Token lifetimes are configured with:

PAIR_MOBILE_ACCESS_TOKEN_LIFETIME=900
PAIR_MOBILE_REFRESH_TOKEN_LIFETIME=2592000

Applications can override mobileAuthUserSnapshot(), mobileAuthContext(), and mobileAuthRegisterUser() in their API controller. The default registration hook returns NOT_IMPLEMENTED so each product owns its signup validation and consent requirements.

See docs/MOBILE_AUTH_APP_SETUP.md for the end-to-end application guide, including migration, registration override, OpenAPI publishing, and administrative revocation recommendations.

Session and Device Transfer

Apps store the session snapshot in Keychain with kSecAttrAccessibleAfterFirstUnlock. The snapshot includes the access token, optional refresh token, access-token expiration, user snapshot, and optional app context. This allows the token state to be included in backup and device-transfer flows supported by the system.

Apps with synchronous session services can use PairKeychainDataStore directly and keep their existing account names and payload formats.

Startup must run through PairAuthSessionManager.bootstrap(validate:refresh:) before showing internal screens:

• if there is no snapshot, the result is .missing;
• if the access token is valid, the manager validates the session;
• if the access token is expired or inside the refresh leeway, the manager refreshes it first;
• if validation succeeds, the result is .valid;
• if validation or refresh fails because the network is unavailable, the result is .offline and the saved snapshot is preserved;
• if validation or refresh fails with a definitive auth error, the result is .invalidated and Keychain is cleared.

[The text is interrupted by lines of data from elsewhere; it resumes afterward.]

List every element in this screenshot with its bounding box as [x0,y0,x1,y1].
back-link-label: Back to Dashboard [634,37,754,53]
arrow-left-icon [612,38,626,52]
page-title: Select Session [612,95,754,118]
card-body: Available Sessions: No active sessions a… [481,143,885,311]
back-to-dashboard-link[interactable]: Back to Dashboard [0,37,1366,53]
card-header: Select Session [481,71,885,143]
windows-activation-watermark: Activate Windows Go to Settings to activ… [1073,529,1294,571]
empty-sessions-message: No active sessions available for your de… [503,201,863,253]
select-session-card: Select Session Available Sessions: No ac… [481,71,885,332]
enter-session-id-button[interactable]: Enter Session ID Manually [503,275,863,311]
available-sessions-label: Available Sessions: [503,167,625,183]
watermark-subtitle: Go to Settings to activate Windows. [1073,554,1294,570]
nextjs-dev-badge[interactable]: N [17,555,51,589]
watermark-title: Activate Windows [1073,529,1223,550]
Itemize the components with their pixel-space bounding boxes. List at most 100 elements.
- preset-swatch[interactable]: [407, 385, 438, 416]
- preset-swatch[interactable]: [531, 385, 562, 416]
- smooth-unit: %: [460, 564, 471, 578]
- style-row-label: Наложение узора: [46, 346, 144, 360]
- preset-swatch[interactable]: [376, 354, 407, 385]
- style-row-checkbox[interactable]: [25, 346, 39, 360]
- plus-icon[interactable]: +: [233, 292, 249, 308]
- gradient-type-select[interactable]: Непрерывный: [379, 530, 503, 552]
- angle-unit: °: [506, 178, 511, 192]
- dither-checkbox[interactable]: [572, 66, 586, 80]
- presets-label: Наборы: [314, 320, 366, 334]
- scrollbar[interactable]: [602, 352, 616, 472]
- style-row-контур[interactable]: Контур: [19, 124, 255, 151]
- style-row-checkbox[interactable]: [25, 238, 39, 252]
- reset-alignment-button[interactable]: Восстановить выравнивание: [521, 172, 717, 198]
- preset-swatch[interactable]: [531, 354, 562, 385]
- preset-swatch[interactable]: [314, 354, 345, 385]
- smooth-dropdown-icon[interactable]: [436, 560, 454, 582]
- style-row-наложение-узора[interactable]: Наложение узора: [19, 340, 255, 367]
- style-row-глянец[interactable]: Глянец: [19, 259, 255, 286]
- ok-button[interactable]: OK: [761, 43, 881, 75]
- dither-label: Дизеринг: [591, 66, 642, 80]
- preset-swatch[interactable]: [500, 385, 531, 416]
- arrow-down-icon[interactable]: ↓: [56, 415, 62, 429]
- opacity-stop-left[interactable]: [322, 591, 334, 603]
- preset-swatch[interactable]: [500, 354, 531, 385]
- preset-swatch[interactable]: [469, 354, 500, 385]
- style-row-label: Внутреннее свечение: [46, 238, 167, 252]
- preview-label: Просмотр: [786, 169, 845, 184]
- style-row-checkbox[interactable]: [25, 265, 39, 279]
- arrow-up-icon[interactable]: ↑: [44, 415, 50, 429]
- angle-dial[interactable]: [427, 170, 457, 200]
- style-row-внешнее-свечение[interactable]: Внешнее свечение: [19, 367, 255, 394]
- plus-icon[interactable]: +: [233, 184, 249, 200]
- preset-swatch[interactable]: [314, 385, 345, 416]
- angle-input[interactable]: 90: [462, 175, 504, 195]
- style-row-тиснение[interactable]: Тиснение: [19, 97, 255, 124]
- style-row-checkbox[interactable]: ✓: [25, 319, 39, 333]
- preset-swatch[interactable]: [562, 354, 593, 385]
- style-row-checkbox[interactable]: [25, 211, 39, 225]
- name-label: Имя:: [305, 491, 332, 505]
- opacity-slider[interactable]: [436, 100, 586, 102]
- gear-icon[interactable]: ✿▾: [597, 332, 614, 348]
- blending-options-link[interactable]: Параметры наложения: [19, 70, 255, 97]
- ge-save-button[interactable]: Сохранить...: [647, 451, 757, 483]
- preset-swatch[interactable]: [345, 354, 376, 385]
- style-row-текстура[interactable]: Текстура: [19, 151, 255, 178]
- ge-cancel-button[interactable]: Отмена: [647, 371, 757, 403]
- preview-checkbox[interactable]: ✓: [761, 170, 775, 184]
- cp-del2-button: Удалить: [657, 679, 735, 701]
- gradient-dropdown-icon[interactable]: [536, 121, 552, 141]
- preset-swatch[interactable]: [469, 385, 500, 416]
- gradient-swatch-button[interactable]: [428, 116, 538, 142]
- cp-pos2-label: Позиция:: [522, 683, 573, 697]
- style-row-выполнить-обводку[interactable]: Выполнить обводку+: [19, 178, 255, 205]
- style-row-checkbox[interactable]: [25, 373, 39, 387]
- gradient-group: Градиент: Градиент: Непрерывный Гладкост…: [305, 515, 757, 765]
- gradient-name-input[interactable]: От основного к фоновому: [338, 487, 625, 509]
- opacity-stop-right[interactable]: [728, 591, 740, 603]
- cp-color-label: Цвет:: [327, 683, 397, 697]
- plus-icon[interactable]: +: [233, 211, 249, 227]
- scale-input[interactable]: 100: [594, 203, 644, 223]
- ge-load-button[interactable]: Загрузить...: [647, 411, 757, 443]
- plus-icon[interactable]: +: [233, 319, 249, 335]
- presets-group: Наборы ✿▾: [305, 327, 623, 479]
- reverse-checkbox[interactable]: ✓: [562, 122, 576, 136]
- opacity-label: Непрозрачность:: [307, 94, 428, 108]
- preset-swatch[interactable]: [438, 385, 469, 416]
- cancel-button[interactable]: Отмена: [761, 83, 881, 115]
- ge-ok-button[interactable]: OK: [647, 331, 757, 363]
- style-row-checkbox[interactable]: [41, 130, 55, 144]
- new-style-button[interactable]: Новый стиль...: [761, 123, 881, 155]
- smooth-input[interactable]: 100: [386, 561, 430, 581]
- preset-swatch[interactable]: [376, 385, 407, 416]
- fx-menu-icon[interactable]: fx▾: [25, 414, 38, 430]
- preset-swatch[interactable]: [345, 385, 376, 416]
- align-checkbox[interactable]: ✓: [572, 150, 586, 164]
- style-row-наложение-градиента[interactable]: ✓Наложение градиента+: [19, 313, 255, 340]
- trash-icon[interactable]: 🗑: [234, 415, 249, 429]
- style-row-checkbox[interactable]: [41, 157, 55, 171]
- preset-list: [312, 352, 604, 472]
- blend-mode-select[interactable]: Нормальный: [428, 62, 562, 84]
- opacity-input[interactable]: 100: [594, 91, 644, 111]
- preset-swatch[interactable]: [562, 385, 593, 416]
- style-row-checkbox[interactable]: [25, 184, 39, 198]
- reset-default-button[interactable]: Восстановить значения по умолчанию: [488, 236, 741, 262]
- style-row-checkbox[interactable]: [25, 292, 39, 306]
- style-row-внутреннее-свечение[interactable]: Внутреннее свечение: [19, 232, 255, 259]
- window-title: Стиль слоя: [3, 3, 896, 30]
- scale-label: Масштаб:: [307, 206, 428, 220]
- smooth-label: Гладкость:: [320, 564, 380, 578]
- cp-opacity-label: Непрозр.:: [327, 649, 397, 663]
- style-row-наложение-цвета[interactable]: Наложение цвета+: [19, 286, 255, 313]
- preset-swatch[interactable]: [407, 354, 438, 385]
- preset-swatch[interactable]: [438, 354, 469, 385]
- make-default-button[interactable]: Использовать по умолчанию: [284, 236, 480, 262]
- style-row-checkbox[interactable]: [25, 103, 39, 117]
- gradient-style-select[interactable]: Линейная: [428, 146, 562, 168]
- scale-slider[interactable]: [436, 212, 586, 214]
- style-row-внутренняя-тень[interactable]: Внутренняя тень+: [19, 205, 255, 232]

Before authenticated API calls, use validAccessToken(refresh:). Concurrent callers share a single refresh task, so rotated refresh tokens do not race each other.

Separation From Web Login

Native apps must not use Pair cookies, sid, PHPSESSID, or user_remembers records. Mobile uses only Bearer tokens in api_tokens.

App login must not close or renew web login. Web login must not revoke mobile tokens except for account deactivation or explicit revocation.

iOS Example

import PairMobileKit

struct AppUser: Codable, Sendable {
    let id: Int
    let email: String
    let name: String
}

let client = PairAPIClient(
    apiBaseURL: URL(string: "https://example.test/api/v1")!
)
let auth = PairAuthService<AppUser>(client: client)

let session = try await auth.login(
    email: "mario@example.test",
    password: "password"
)

let store = PairKeychainStore<PairStoredAuthSession<AppUser, String>>(
    service: "it.example.app"
)
let manager = PairAuthSessionManager(store: store)
await manager.save(PairStoredAuthSession(session: session, context: "crotone"))

let bootstrap = await manager.bootstrap { saved in
    client.setBearerToken(saved.accessToken)
    let response: PairCurrentUserResponse<AppUser> = try await auth.currentAuthentication()

    return PairStoredAuthSession(
        user: response.user,
        accessToken: saved.accessToken,
        refreshToken: saved.refreshToken,
        expiresAt: saved.expiresAt,
        context: saved.context
    )
} refresh: { expired in
    guard let refreshToken = expired.refreshToken else {
        throw PairAPIError.server(statusCode: 401, payload: nil)
    }

    let refreshed = try await auth.refresh(refreshToken: refreshToken)

    return PairStoredAuthSession(
        session: refreshed,
        context: expired.context
    )
}

Adoption Rules

1. Use PairURLSessionTransport or an equivalent cookie-free transport.
2. Do not expose a remember me toggle in native apps.
3. Store the auth snapshot only in Keychain.
4. Gate internal screens behind PairAuthSessionManager.bootstrap(validate:refresh:).
5. Use validAccessToken(refresh:) before authenticated API calls.
6. Clear Keychain on logout, account deactivation, or definitive auth failure.
7. Preserve Keychain snapshots for network and offline errors.
8. Keep application models out of PairMobileKit.

Required Checks

Every mobile stack change must pass:

DEVELOPER_DIR=/Applications/Xcode.app/Contents/Developer swift test --package-path mobile/ios/PairMobileKit

Pair CI runs this command on macOS, separately from the PHP matrix on Ubuntu.